Personne n’est à blâmer pour la mort d’une fillette de 7 ans à Granby, a conclu le rapport d’enquête interne rendu public mercredi par le CIUSSS de l’Estrie-CHUS. C’est plutôt le «système au complet» qui a failli à la protéger.

L’enfant est morte de ses blessures après avoir été trouvée ligotée dans le domicile de son père et de sa belle-mère. Elle était suivie depuis plusieurs années par la DPJ de l’Estrie.

Or, personne à la DPJ n’a commis de faute dans le traitement de son dossier, conclut l’enquête interne lancée dans la foulée du drame. Il s’agit plutôt du «système au complet qui a failli de plusieurs façons et à plusieurs moments», peut-on lire dans les conclusions.

«L’enquête nous a démontré qu’il n’y avait pas un événement qui a influencé fortement la fin de vie de cette jeune fille-là.
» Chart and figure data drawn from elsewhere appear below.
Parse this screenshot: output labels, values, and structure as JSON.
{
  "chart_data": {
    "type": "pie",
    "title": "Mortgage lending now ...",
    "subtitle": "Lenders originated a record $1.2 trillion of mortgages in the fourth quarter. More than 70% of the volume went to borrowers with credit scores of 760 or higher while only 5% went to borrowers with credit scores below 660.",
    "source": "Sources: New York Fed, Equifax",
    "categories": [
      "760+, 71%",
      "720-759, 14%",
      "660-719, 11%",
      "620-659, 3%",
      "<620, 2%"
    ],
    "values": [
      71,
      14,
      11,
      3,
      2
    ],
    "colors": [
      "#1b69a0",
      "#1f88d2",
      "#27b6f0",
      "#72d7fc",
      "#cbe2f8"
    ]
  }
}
Par contre, l’enquête a démontré aussi que l’établissement et le système actuel ont présenté à quelques moments ou à plusieurs moments des failles, et c’est sous la responsabilité de notre établissement», a dit en entrevue téléphonique le président-directeur général du Centre intégré universitaire de santé et de services sociaux de l’Estrie – Centre hospitalier universitaire de Sherbrooke (CIUSSS de l’Estrie – CHUS), le Dr Stéphane Tremblay.

La fillette a été suivie toute sa vie par la protection de la jeunesse et elle a reçu une «panoplie de services». Selon le rapport, l’engagement des intervenants et des gestionnaires du réseau à son endroit ne fait guère de doute.
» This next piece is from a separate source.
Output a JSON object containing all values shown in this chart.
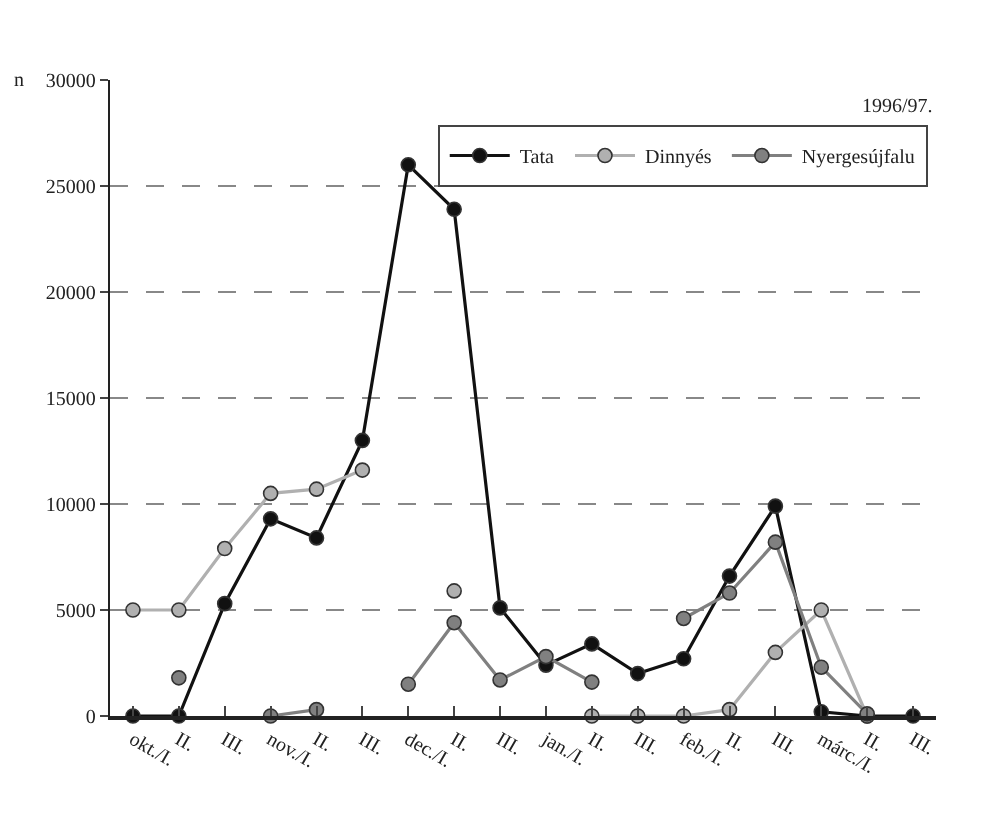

Sauf qu’une «succession d’événements qui n’auraient pas dû se produire ont placé cette enfant dans une situation à haut risque avant son décès», constate le rapport.

Le document propose 14 recommandations pour améliorer le suivi des enfants vulnérables.

Parmi ces recommandations, on retrouve celle de «s’assurer que les intervenants en protection de la jeunesse se rendent dans le milieu de vie des enfants le plus souvent possible», d’harmoniser les services en CLSC et de revoir la Loi sur la protection de la jeunesse pour pouvoir intervenir auprès des conjoints des parents. Les divers intervenants sont aussi invités à mieux communiquer et collaborer.

Des travailleurs sociaux ont déjà sonné l’alarme sur la lourdeur de leurs tâches. Le Dr Tremblay admet que beaucoup de travail administratif est demandé aux intervenants et qu’il faudra revoir certains volets. «Il y a certaines recommandations qui demandent une réflexion de notre société, qui probablement seront répondues lors de la commission nationale sur les droits et la protection de l’enfance», a précisé le Dr Tremblay, qui a admis que les recommandations sont basées sur le principe d’avoir les bonnes ressources au bon moment. L’une d’elles aborde d’ailleurs la nécessité d’«intensifier les démarches pour attirer et retenir le personnel en protection de l’enfance et de la jeunesse».

Certains éléments sont sous la responsabilité du CIUSSS, d’autres doivent être revus au niveau national, juge le Dr Tremblay. Le manque de ressources ne peut pas être un obstacle. «Au-delà de l’argent, qu’un enfant de 7 ans décède, fort probablement en lien avec de la maltraitance, et l’enquête policière nous le démontrera, je ne pense pas que ça a un coût dans notre société», a-t-il ajouté.

Les recommandations seront toutes suivies, a assuré le ministre délégué à la Santé, Lionel Carmant.

«Il faut attendre les autres enquêtes avant de blâmer quelqu’un, a indiqué le ministre. Mais on a pris les recommandations et elles vont être appliquées.»

L’enquête policière se poursuit. Le coroner et la Commission des droits de la personne et des droits de la jeunesse n’ont pas encore rendu leurs conclusions.

Le père de la fille de 7 ans, morte le 29 avril, a été accusé de séquestration, de négligence criminelle ayant causé la mort, d’avoir omis de fournir des choses nécessaires à la vie de la fillette et d’abandon d’enfant. Sa conjointe est accusée de meurtre non prémédité, de séquestration et de voies de fait graves.